Weaving a Blanket of Snow

Four “Tamo Evenings” with Eva Lootz

From 5 to 8 July 2021 - 6pm
Registration
Place
Sabatini Building, Garden
Capacity
10 people
Curator
Tamara Díaz Bringas and Nada López García
Organised by
Museo Reina Sofía
Programme
Las formas del hacer, el hacer de las formas
Eva Lootz, At Hand 2011. Digital video on two adjacent screens, colour, sound, 7’
Eva Lootz, At Hand 2011. Digital video on two adjacent screens, colour, sound, 7’

The Forms of Making, the Making of Forms is a programme which orbits around methodologies, tools and techniques in artistic practice. The creation of string figures is the point of departure in this third edition: four summer evenings for which artist Eva Lootz suggests the name “tamo evenings”. In Spanish TAMO means lint, the fibres which separate from cloth or yarn, and in Chinese it refers to the patriarch of Zen Buddhism, Bodhidarma, a happy phonetic coincidence to encourage the whiling-away of an evening of reflection.       

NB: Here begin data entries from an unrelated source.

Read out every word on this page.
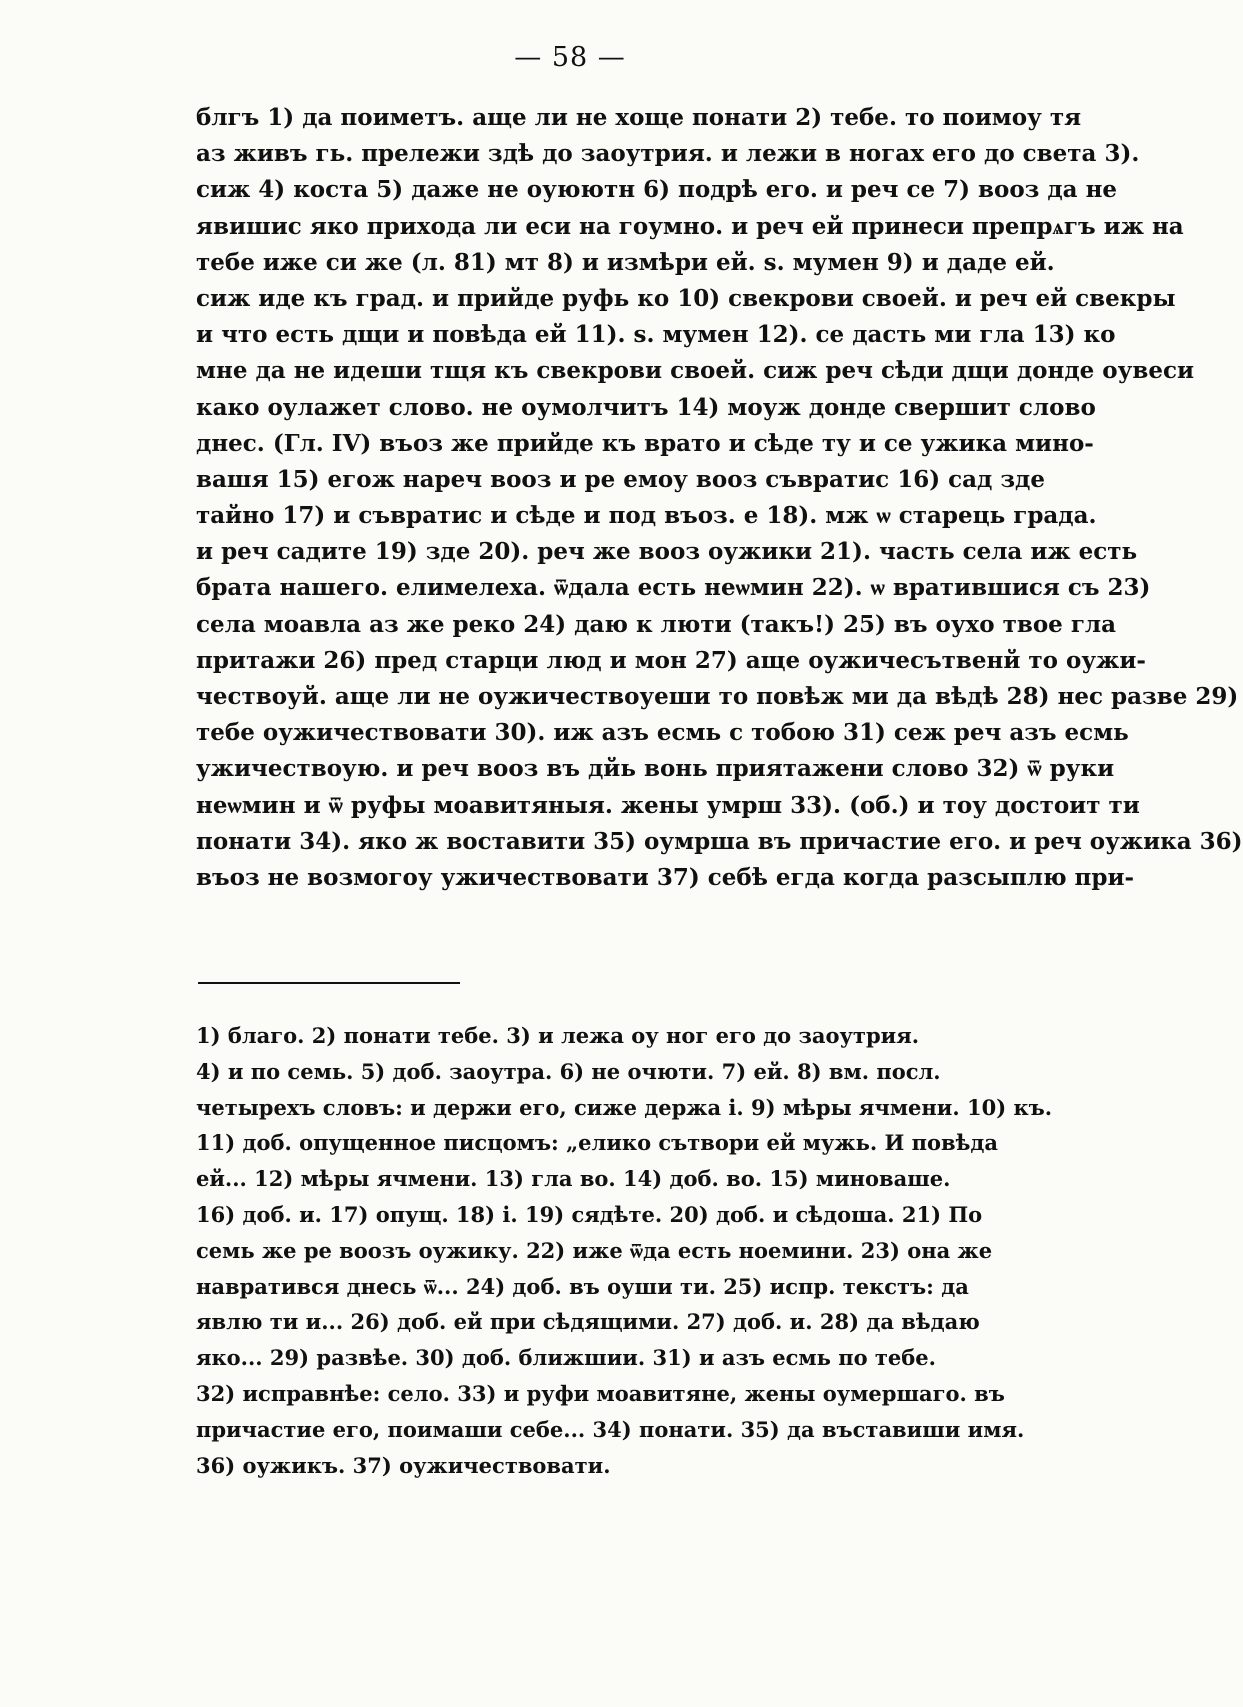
— 58 —
блгъ 1) да поиметъ. аще ли не хоще понати 2) тебе. то поимоу тя
аз живъ гь. прележи здѣ до заоутрия. и лежи в ногах его до света 3).
сиж 4) коста 5) даже не оуюютн 6) подрѣ его. и реч се 7) вооз да не
явишис яко прихода ли еси на гоумно. и реч ей принеси препрѧгъ иж на
тебе иже си же (л. 81) мт 8) и измѣри ей. s. мумен 9) и даде ей.
сиж иде къ град. и прийде руфь ко 10) свекрови своей. и реч ей свекры
и что есть дщи и повѣда ей 11). s. мумен 12). се дасть ми гла 13) ко
мне да не идеши тщя къ свекрови своей. сиж реч сѣди дщи донде оувеси
како оулажет слово. не оумолчитъ 14) моуж донде свершит слово
днес. (Гл. IV) въоз же прийде къ врато и сѣде ту и се ужика мино-
вашя 15) егож нареч вооз и ре емоу вооз съвратис 16) сад зде
тайно 17) и съвратис и сѣде и под въоз. е 18). мж ѡ старець града.
и реч садите 19) зде 20). реч же вооз оужики 21). часть села иж есть
брата нашего. елимелеха. ѿдала есть неѡмин 22). ѡ вратившися съ 23)
села моавла аз же реко 24) даю к люти (такъ!) 25) въ оухо твое гла
притажи 26) пред старци люд и мон 27) аще оужичесътвенй то оужи-
чествоуй. аще ли не оужичествоуеши то повѣж ми да вѣдѣ 28) нес разве 29)
тебе оужичествовати 30). иж азъ есмь с тобою 31) сеж реч азъ есмь
ужичествоую. и реч вооз въ дйь вонь приятажени слово 32) ѿ руки
неѡмин и ѿ руфы моавитяныя. жены умрш 33). (об.) и тоу достоит ти
понати 34). яко ж воставити 35) оумрша въ причастие его. и реч оужика 36)
въоз не возмогоу ужичествовати 37) себѣ егда когда разсыплю при-
1) благо. 2) понати тебе. 3) и лежа оу ног его до заоутрия.
4) и по семь. 5) доб. заоутра. 6) не очюти. 7) ей. 8) вм. посл.
четырехъ словъ: и держи его, сиже держа і. 9) мѣры ячмени. 10) къ.
11) доб. опущенное писцомъ: „елико сътвори ей мужь. И повѣда
ей... 12) мѣры ячмени. 13) гла во. 14) доб. во. 15) миноваше.
16) доб. и. 17) опущ. 18) і. 19) сядѣте. 20) доб. и сѣдоша. 21) По
семь же ре воозъ оужику. 22) иже ѿда есть ноемини. 23) она же
навратився днесь ѿ... 24) доб. въ оуши ти. 25) испр. текстъ: да
явлю ти и... 26) доб. ей при сѣдящими. 27) доб. и. 28) да вѣдаю
яко... 29) развѣе. 30) доб. ближшии. 31) и азъ есмь по тебе.
32) исправнѣе: село. 33) и руфи моавитяне, жены оумершаго. въ
причастие его, поимаши себе... 34) понати. 35) да въставиши имя.
36) оужикъ. 37) оужичествовати.
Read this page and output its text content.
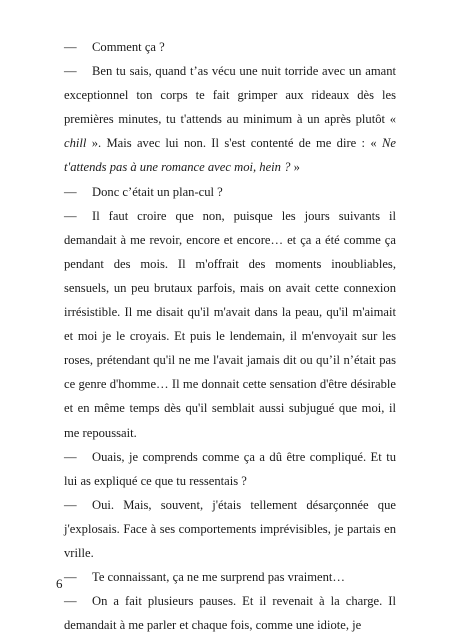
— Comment ça ?

— Ben tu sais, quand t’as vécu une nuit torride avec un amant exceptionnel ton corps te fait grimper aux rideaux dès les premières minutes, tu t'attends au minimum à un après plutôt « chill ». Mais avec lui non. Il s'est contenté de me dire : « Ne t'attends pas à une romance avec moi, hein ? »

— Donc c’était un plan-cul ?

— Il faut croire que non, puisque les jours suivants il demandait à me revoir, encore et encore… et ça a été comme ça pendant des mois. Il m'offrait des moments inoubliables, sensuels, un peu brutaux parfois, mais on avait cette connexion irrésistible. Il me disait qu'il m'avait dans la peau, qu'il m'aimait et moi je le croyais. Et puis le lendemain, il m'envoyait sur les roses, prétendant qu'il ne me l'avait jamais dit ou qu’il n’était pas ce genre d'homme… Il me donnait cette sensation d'être désirable et en même temps dès qu'il semblait aussi subjugué que moi, il me repoussait.

— Ouais, je comprends comme ça a dû être compliqué. Et tu lui as expliqué ce que tu ressentais ?

— Oui. Mais, souvent, j'étais tellement désarçonnée que j'explosais. Face à ses comportements imprévisibles, je partais en vrille.

— Te connaissant, ça ne me surprend pas vraiment…

— On a fait plusieurs pauses. Et il revenait à la charge. Il demandait à me parler et chaque fois, comme une idiote, je

6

Learning to make figures with string initiates experimentation with knots and weaves that interrelate the body, memory and language; figures that can also be taken apart to be started again in another way. Creating string figures thus interweaves moments of viewing, listening, conversing — for instance, about minimal existences — and pausing. 

The title Weaving a Blanket of Snow takes its name from a story by the Swampy Cree Native American indigenous people in an intimation that points to a fracturing of the framework of Western metaphysics with its hierarchy of reason, identity and text. Or, at the very least, the will to delve into a territory where meaning is forever postponed and never arrives; of roaming the field of uncertainty which would impede meaning in closing and establishing hegemony. Eroding dualities, finding channels of flight, initiating circulation. It links together an idea Lootz expressed in the 1970s: “What I could have to say doesn’t interest me in the slightest”. That not wanting to make statements from “I”. “Produce to be produced”, in the formulation of philosopher Patricio Bulnes. Acting from the non-acting act, to do something by not doing, to become distanced from a vision that is only able to see the subject matter in a similar fashion to the so-called “widow of life”.

Participants

Eva Lootz (Vienna, 1940) is an Austrian-born Spanish national who studied Philosophy and Plastic Arts and earned a degree in Film and Television Directing. At the end of the 1970s, she moved to Spain and from 1973 began to display her work. She has exhibited in art galleries in New York, Amsterdam, London and Cologne, among others, and institutions such as Museo Reina Sofia, Fundació Suñol, Casa Encendida and the Centro de Arte Contemporáneo, Burgos. Her most recent shows include Cut Through the Fog (Centro Galego de Arte Contemporánea, CGAC, Santiago de Compostela, 2016–17), Binomio. Diálogos entre arte y ciencia (Centro Nacional de Investigaciones Oncológicas, CNIO, 2018) and El reverso de los monumentos y la agonía de las lenguas (Museo Patio Herreriano and Museo Nacional de Escultura, Valladolid, 2020). She has carried out ephemeral and permanent interventions in public space, for instance La Huella (The Footprint) in Vinya dels Artistes at the Blanch i Jové wineries in Pobla de Cérvoles, Lleida, in 2019.

Claudia Rodríguez-Ponga Linares (Madrid, 1982) holds a Fine Arts degree from the Complutense University of Madrid, Spain, and MFAs in Curating from Goldsmiths College, University of London (2006), and Art Theory from the Complutense University of Madrid (2009). She also received her PhD in the Arts from the University of São Paulo for her research Pequeno tratado sobre arte e magia (A Small Treatise on Art and Magic). Her curatorial practice comprises collaborations with artists who work with the discarded, the minimal and the invisible, such as Sara Ramo and Debora Bolsoni, among others.